American corporations are simply raking in profits. Some are so bloated and cash-rich they literally can’t figure out what to do with it all. Apple, for instance, is sitting on nearly a quarter of a trillion dollars — and that’s down a bit from earlier this year. Microsoft and Google, meanwhile, were sitting on “only” $132 billion and $63 billion respectively (as of March this year).

However, American corporations in general are taking those profits and kicking them out to shareholders, mainly in the form of share buybacks. These are when a corporation uses profits, cash, or borrowed money to buy its own stock, thus increasing its price and the wealth of its shareholders. (Big Tech is doing this as well, just not fast enough to draw down their dragon hoards.) As a new joint report from the Roosevelt Institute and the National Employment Law Project by Katy Milani and Irene Tung shows, from 2015 to 2017 corporations spent nearly 60 percent of their net profits on buybacks.

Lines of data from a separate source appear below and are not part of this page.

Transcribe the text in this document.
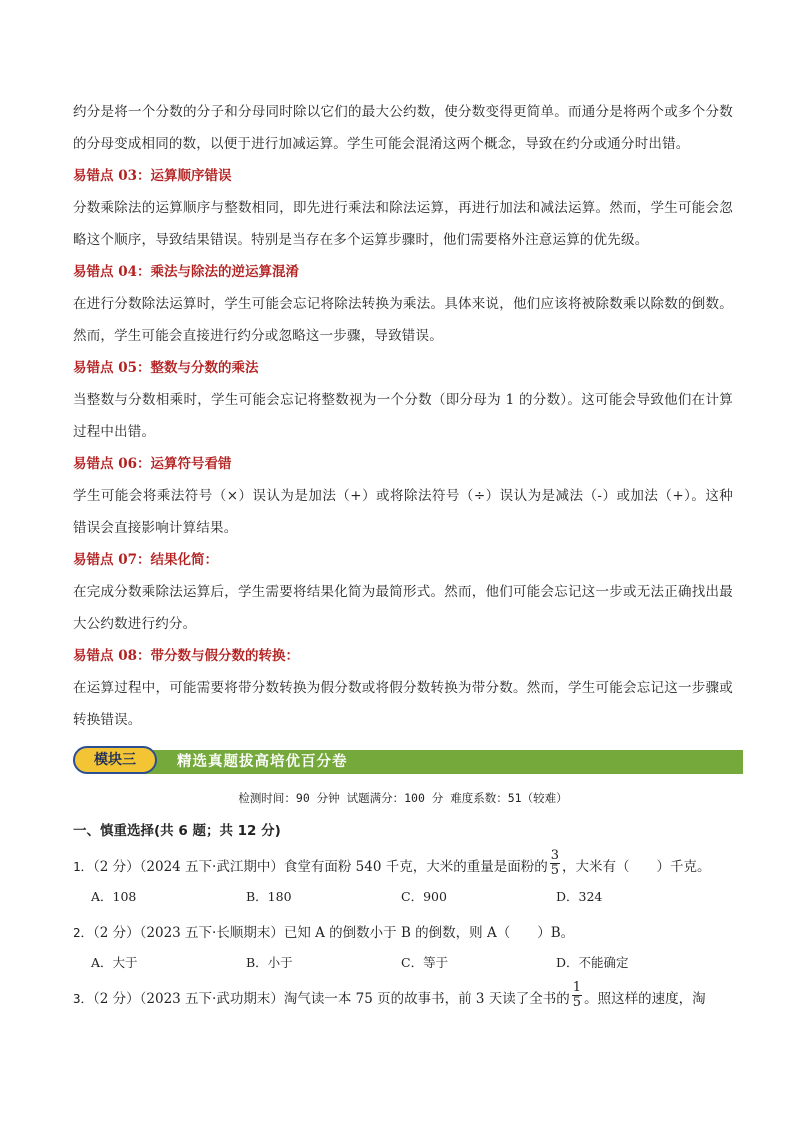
约分是将一个分数的分子和分母同时除以它们的最大公约数，使分数变得更简单。而通分是将两个或多个分数的分母变成相同的数，以便于进行加减运算。学生可能会混淆这两个概念，导致在约分或通分时出错。

易错点 03：运算顺序错误

分数乘除法的运算顺序与整数相同，即先进行乘法和除法运算，再进行加法和减法运算。然而，学生可能会忽略这个顺序，导致结果错误。特别是当存在多个运算步骤时，他们需要格外注意运算的优先级。

易错点 04：乘法与除法的逆运算混淆

在进行分数除法运算时，学生可能会忘记将除法转换为乘法。具体来说，他们应该将被除数乘以除数的倒数。然而，学生可能会直接进行约分或忽略这一步骤，导致错误。

易错点 05：整数与分数的乘法

当整数与分数相乘时，学生可能会忘记将整数视为一个分数（即分母为 1 的分数）。这可能会导致他们在计算过程中出错。

易错点 06：运算符号看错

学生可能会将乘法符号（×）误认为是加法（+）或将除法符号（÷）误认为是减法（-）或加法（+）。这种错误会直接影响计算结果。

易错点 07：结果化简：

在完成分数乘除法运算后，学生需要将结果化简为最简形式。然而，他们可能会忘记这一步或无法正确找出最大公约数进行约分。

易错点 08：带分数与假分数的转换：

在运算过程中，可能需要将带分数转换为假分数或将假分数转换为带分数。然而，学生可能会忘记这一步骤或转换错误。

精选真题拔高培优百分卷
模块三
检测时间：90 分钟 试题满分：100 分 难度系数：51（较难）
一、慎重选择(共 6 题；共 12 分)
1．（2 分）（2024 五下·武江期中）食堂有面粉 540 千克，大米的重量是面粉的 $\frac{3}{5}$ ，大米有（　　）千克。
A．108	B．180	C．900	D．324
2．（2 分）（2023 五下·长顺期末）已知 A 的倒数小于 B 的倒数，则 A（　　）B。
A．大于	B．小于	C．等于	D．不能确定
3．（2 分）（2023 五下·武功期末）淘气读一本 75 页的故事书，前 3 天读了全书的 $\frac{1}{5}$ 。照这样的速度，淘
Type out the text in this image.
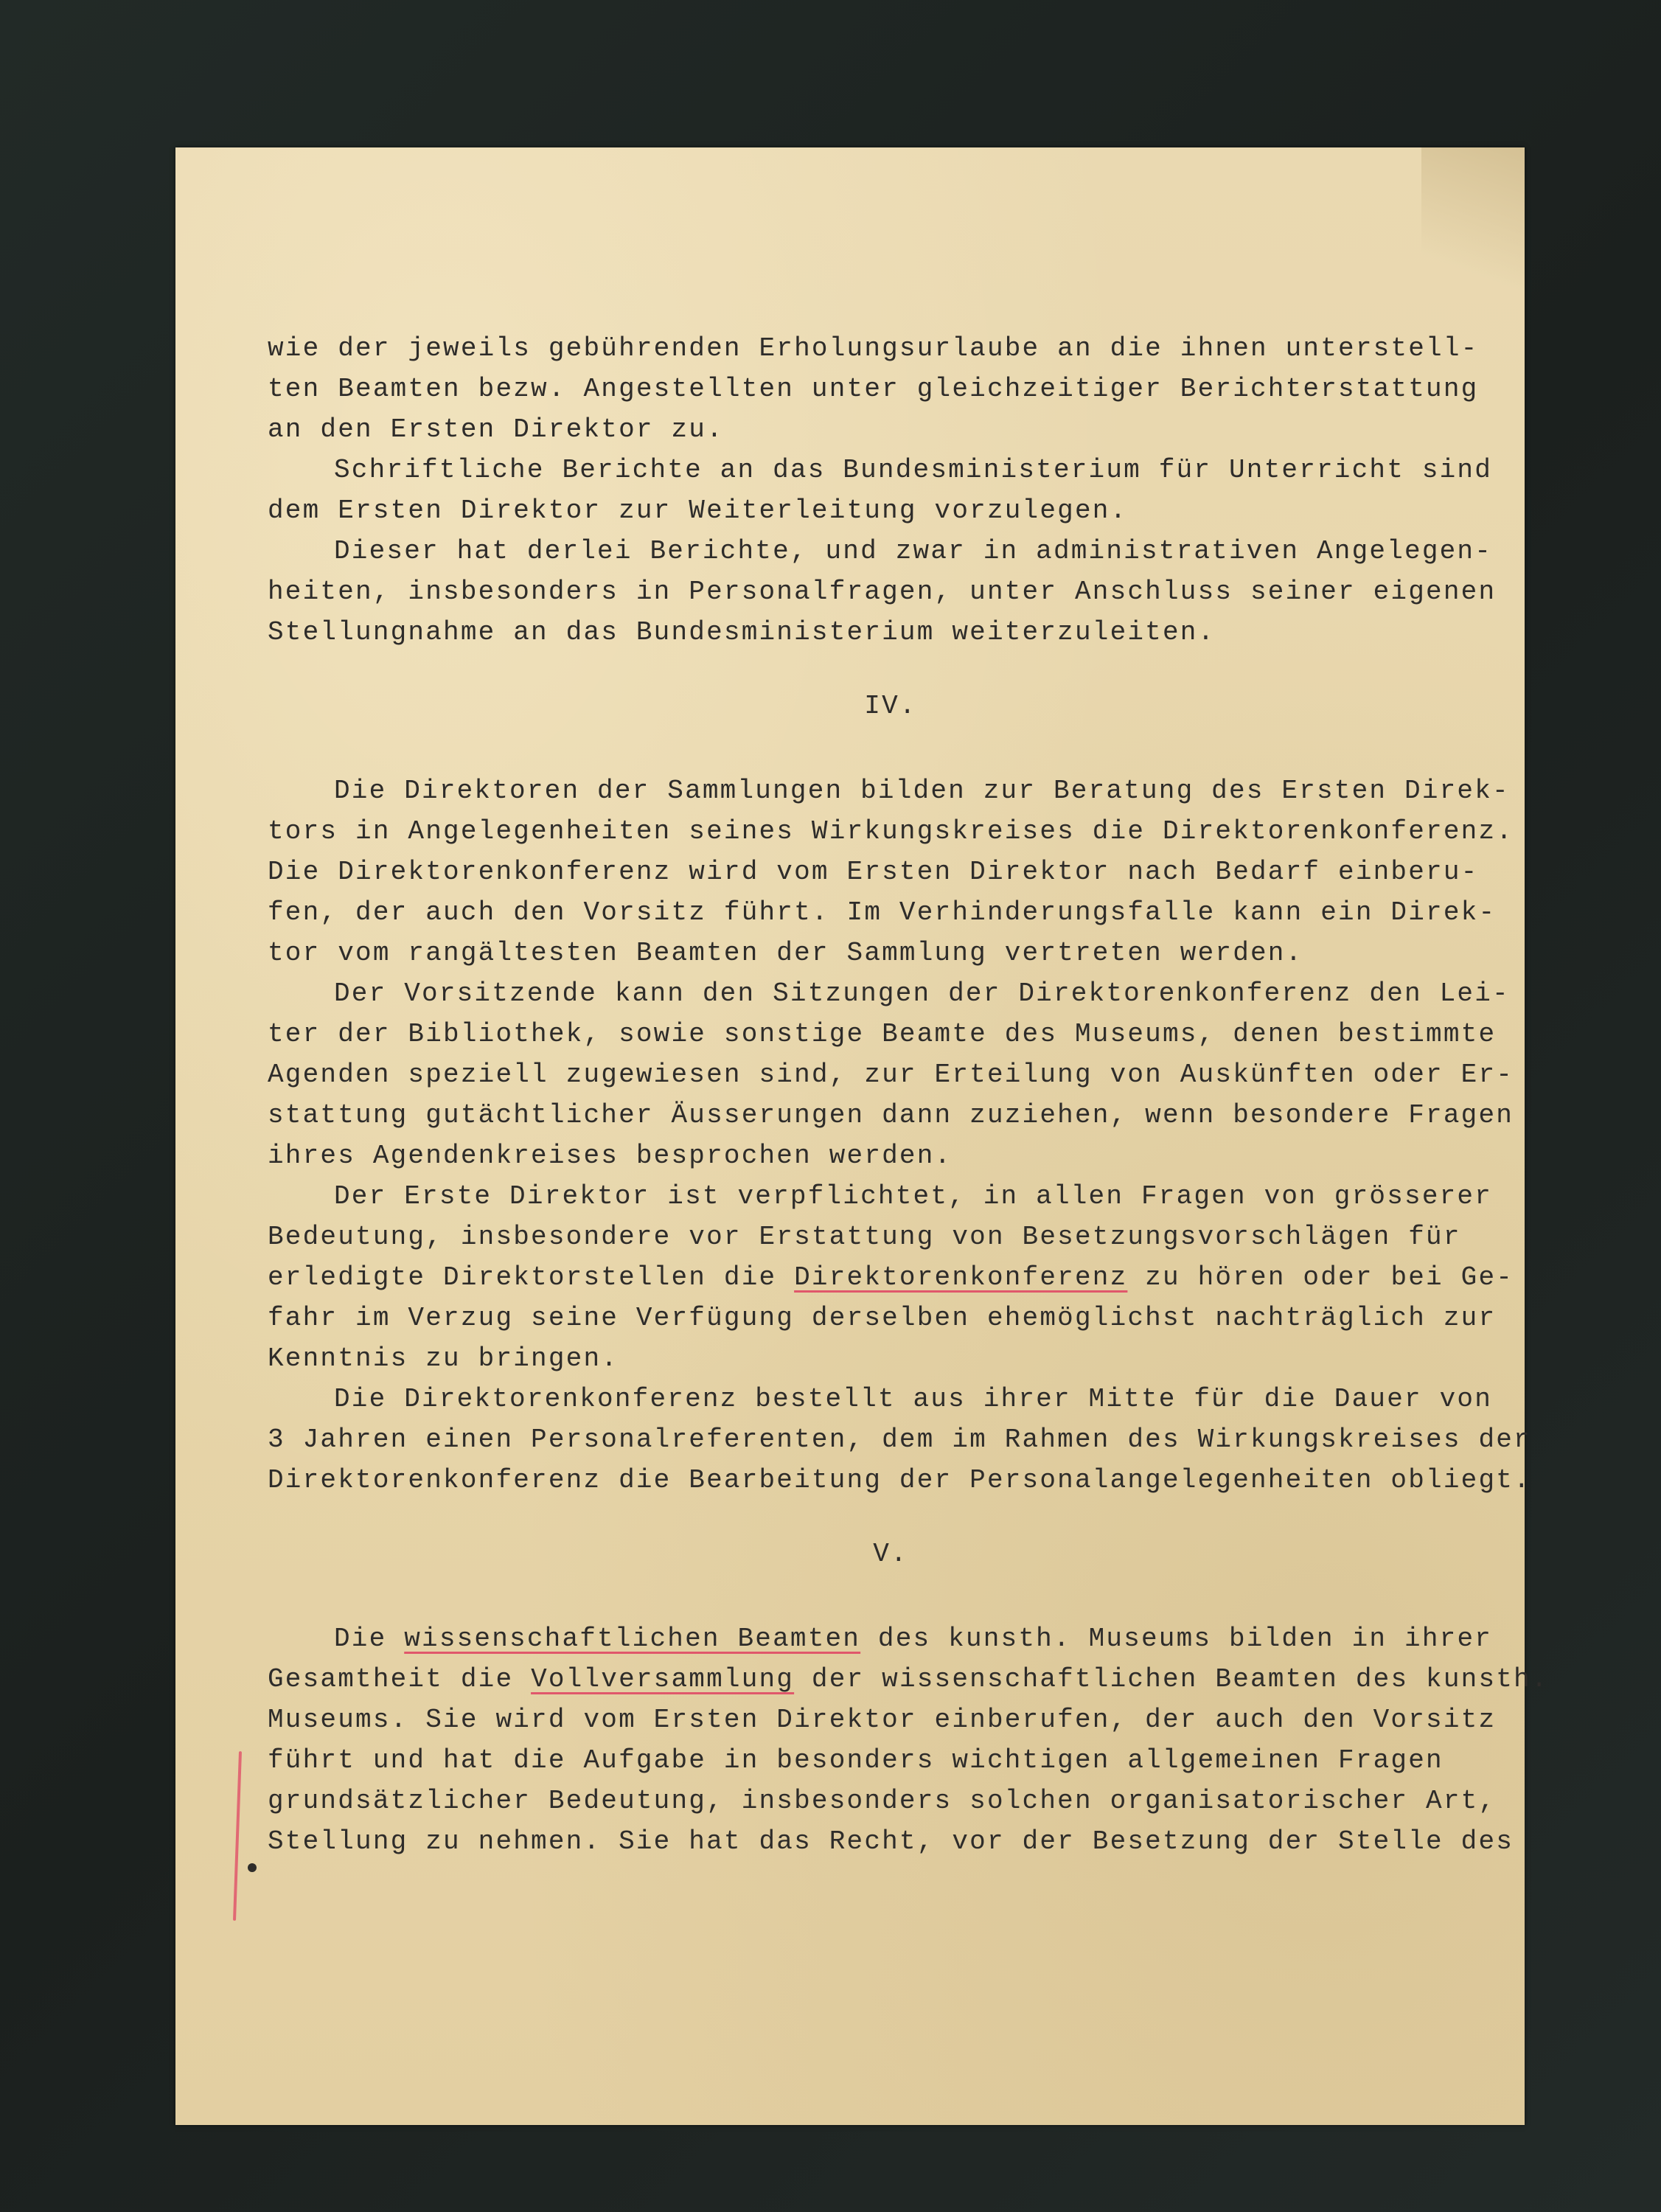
wie der jeweils gebührenden Erholungsurlaube an die ihnen unterstell-
ten Beamten bezw. Angestellten unter gleichzeitiger Berichterstattung
an den Ersten Direktor zu.
Schriftliche Berichte an das Bundesministerium für Unterricht sind
dem Ersten Direktor zur Weiterleitung vorzulegen.
Dieser hat derlei Berichte, und zwar in administrativen Angelegen-
heiten, insbesonders in Personalfragen, unter Anschluss seiner eigenen
Stellungnahme an das Bundesministerium weiterzuleiten.
IV.
Die Direktoren der Sammlungen bilden zur Beratung des Ersten Direk-
tors in Angelegenheiten seines Wirkungskreises die Direktorenkonferenz.
Die Direktorenkonferenz wird vom Ersten Direktor nach Bedarf einberu-
fen, der auch den Vorsitz führt. Im Verhinderungsfalle kann ein Direk-
tor vom rangältesten Beamten der Sammlung vertreten werden.
Der Vorsitzende kann den Sitzungen der Direktorenkonferenz den Lei-
ter der Bibliothek, sowie sonstige Beamte des Museums, denen bestimmte
Agenden speziell zugewiesen sind, zur Erteilung von Auskünften oder Er-
stattung gutächtlicher Äusserungen dann zuziehen, wenn besondere Fragen
ihres Agendenkreises besprochen werden.
Der Erste Direktor ist verpflichtet, in allen Fragen von grösserer
Bedeutung, insbesondere vor Erstattung von Besetzungsvorschlägen für
erledigte Direktorstellen die Direktorenkonferenz zu hören oder bei Ge-
fahr im Verzug seine Verfügung derselben ehemöglichst nachträglich zur
Kenntnis zu bringen.
Die Direktorenkonferenz bestellt aus ihrer Mitte für die Dauer von
3 Jahren einen Personalreferenten, dem im Rahmen des Wirkungskreises der
Direktorenkonferenz die Bearbeitung der Personalangelegenheiten obliegt.
V.
Die wissenschaftlichen Beamten des kunsth. Museums bilden in ihrer
Gesamtheit die Vollversammlung der wissenschaftlichen Beamten des kunsth.
Museums. Sie wird vom Ersten Direktor einberufen, der auch den Vorsitz
führt und hat die Aufgabe in besonders wichtigen allgemeinen Fragen
grundsätzlicher Bedeutung, insbesonders solchen organisatorischer Art,
Stellung zu nehmen. Sie hat das Recht, vor der Besetzung der Stelle des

This practice should be banned immediately, as it was before the Reagan administration.

The most immediately objectionable consequence of share buybacks is they come at the expense of wages. Milani and Tung calculate that if buybacks spending had been funneled into wage increases, McDonald’s employees could get a raise of $4,000; those at Starbucks could get $8,000; and those at Lowes, Home Depot, and CVS could get an eye-popping $18,000.

Some economists are skeptical of this reasoning, arguing that wages are set according to labor market conditions. But if you set aside free market dogmatism, it is beyond obvious that this sort of behavior is coming at workers’ expense. Wall Street bloodsuckers are not at all subtle about it, screaming bloody murder and tanking stocks every time a public company proposes paying workers instead of shareholders.